2017-01-25 Thread Kevin Benton
>Obviously this is close to my interests, and I see Kevin's raised Gluon as
the bogeyman (which it isn't trying to be).

No, I was pointing out that it's not what I want Neutron to become. It's
entire purpose is to make defining new APIs as simple as writing YAML (i.e.
networking APIs as a service). I suspect there will always be deployments
where features need to be redefined at runtime for solving very specific
use cases, but I don't want that to be the default model of networking in
OpenStack.

>Setting aside all the above talk about how we might do things for a
moment: to take one specific feature example, it actually took several
/years/ to add VLAN-aware ports to OpenStack.  This is an example of a
feature that doesn't affect or interest the vast majority of the user
community

Now that it has been standardized on, other services can actually use it to
build things (e.g. Kuryr, Octavia). If each vendor just went and wrote up
their own extension for this, no project could reliably build anything on
top of it that would work with multiple backend vendors.

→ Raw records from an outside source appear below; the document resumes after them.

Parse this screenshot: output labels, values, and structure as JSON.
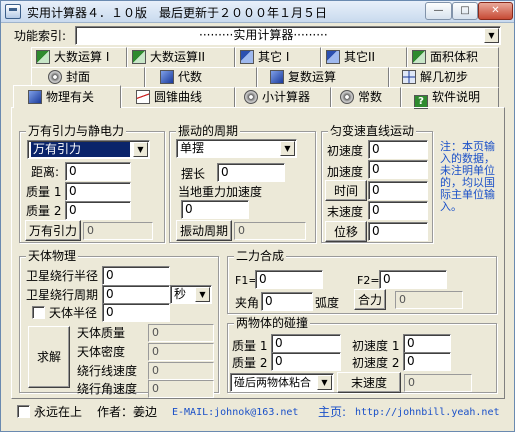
{
  "window": {
    "title": "实用计算器４．１０版　最后更新于２０００年１月５日",
    "minimize": "—",
    "maximize": "□",
    "close": "✕"
  },
  "index": {
    "label": "功能索引:",
    "value": "·········实用计算器·········"
  },
  "tabs": {
    "row1": [
      "大数运算 I",
      "大数运算II",
      "其它 I",
      "其它II",
      "面积体积"
    ],
    "row2": [
      "封面",
      "代数",
      "复数运算",
      "解几初步"
    ],
    "row3": [
      "物理有关",
      "圆锥曲线",
      "小计算器",
      "常数",
      "软件说明"
    ]
  },
  "gravity": {
    "title": "万有引力与静电力",
    "select": "万有引力",
    "distance_label": "距离:",
    "distance_value": "0",
    "mass1_label": "质量 1",
    "mass1_value": "0",
    "mass2_label": "质量 2",
    "mass2_value": "0",
    "button": "万有引力",
    "result": "0"
  },
  "pendulum": {
    "title": "振动的周期",
    "select": "单摆",
    "length_label": "摆长",
    "length_value": "0",
    "g_label": "当地重力加速度",
    "g_value": "0",
    "button": "振动周期",
    "result": "0"
  },
  "motion": {
    "title": "匀变速直线运动",
    "v0_label": "初速度",
    "v0_value": "0",
    "a_label": "加速度",
    "a_value": "0",
    "t_button": "时间",
    "t_value": "0",
    "v1_label": "末速度",
    "v1_value": "0",
    "s_button": "位移",
    "s_value": "0"
  },
  "note": "注：本页输入的数据，未注明单位的，均以国际主单位输入。",
  "celestial": {
    "title": "天体物理",
    "radius_label": "卫星绕行半径",
    "radius_value": "0",
    "period_label": "卫星绕行周期",
    "period_value": "0",
    "unit": "秒",
    "body_radius_label": "天体半径",
    "body_radius_value": "0",
    "solve_button": "求解",
    "mass_label": "天体质量",
    "mass_value": "0",
    "density_label": "天体密度",
    "density_value": "0",
    "linear_label": "绕行线速度",
    "linear_value": "0",
    "angular_label": "绕行角速度",
    "angular_value": "0"
  },
  "twoforce": {
    "title": "二力合成",
    "f1_label": "F1=",
    "f1_value": "0",
    "f2_label": "F2=",
    "f2_value": "0",
    "angle_label": "夹角",
    "angle_value": "0",
    "angle_unit": "弧度",
    "button": "合力",
    "result": "0"
  },
  "collision": {
    "title": "两物体的碰撞",
    "m1_label": "质量 1",
    "m1_value": "0",
    "v1_label": "初速度 1",
    "v1_value": "0",
    "m2_label": "质量 2",
    "m2_value": "0",
    "v2_label": "初速度 2",
    "v2_value": "0",
    "mode": "碰后两物体粘合",
    "button": "末速度",
    "result": "0"
  },
  "footer": {
    "stay_on_top": "永远在上",
    "author": "作者：姜边",
    "email": "E-MAIL:johnok@163.net",
    "home_label": "主页:",
    "home_url": "http://johnbill.yeah.net"
  },
  "colors": {
    "face": "#ece9d8",
    "link": "#1a50c8",
    "selection": "#0a246a"
  }
}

>and perhaps we need a governance model around ensuring that they are sane
and resuable.
>Gluon, specifically, is about solving exclusively the technical question
of how to introduce independent APIs

Doesn't that make Gluon support the opposite of having a governance model
and standardization for APIs?

>I do not care if we make Neutron extensible in some different way to
permit this, if we start a new project or whatever, I just want it to
happen.

I would like to promote experimentation with APIs with Neutron as well, but
I don't think it's ever going to be as flexible as the
configuration-defined behavior Gluon allows. My goal is getting new
features that extend beyond one backend and without some community
agreement on new APIs, I don't see how that's possible.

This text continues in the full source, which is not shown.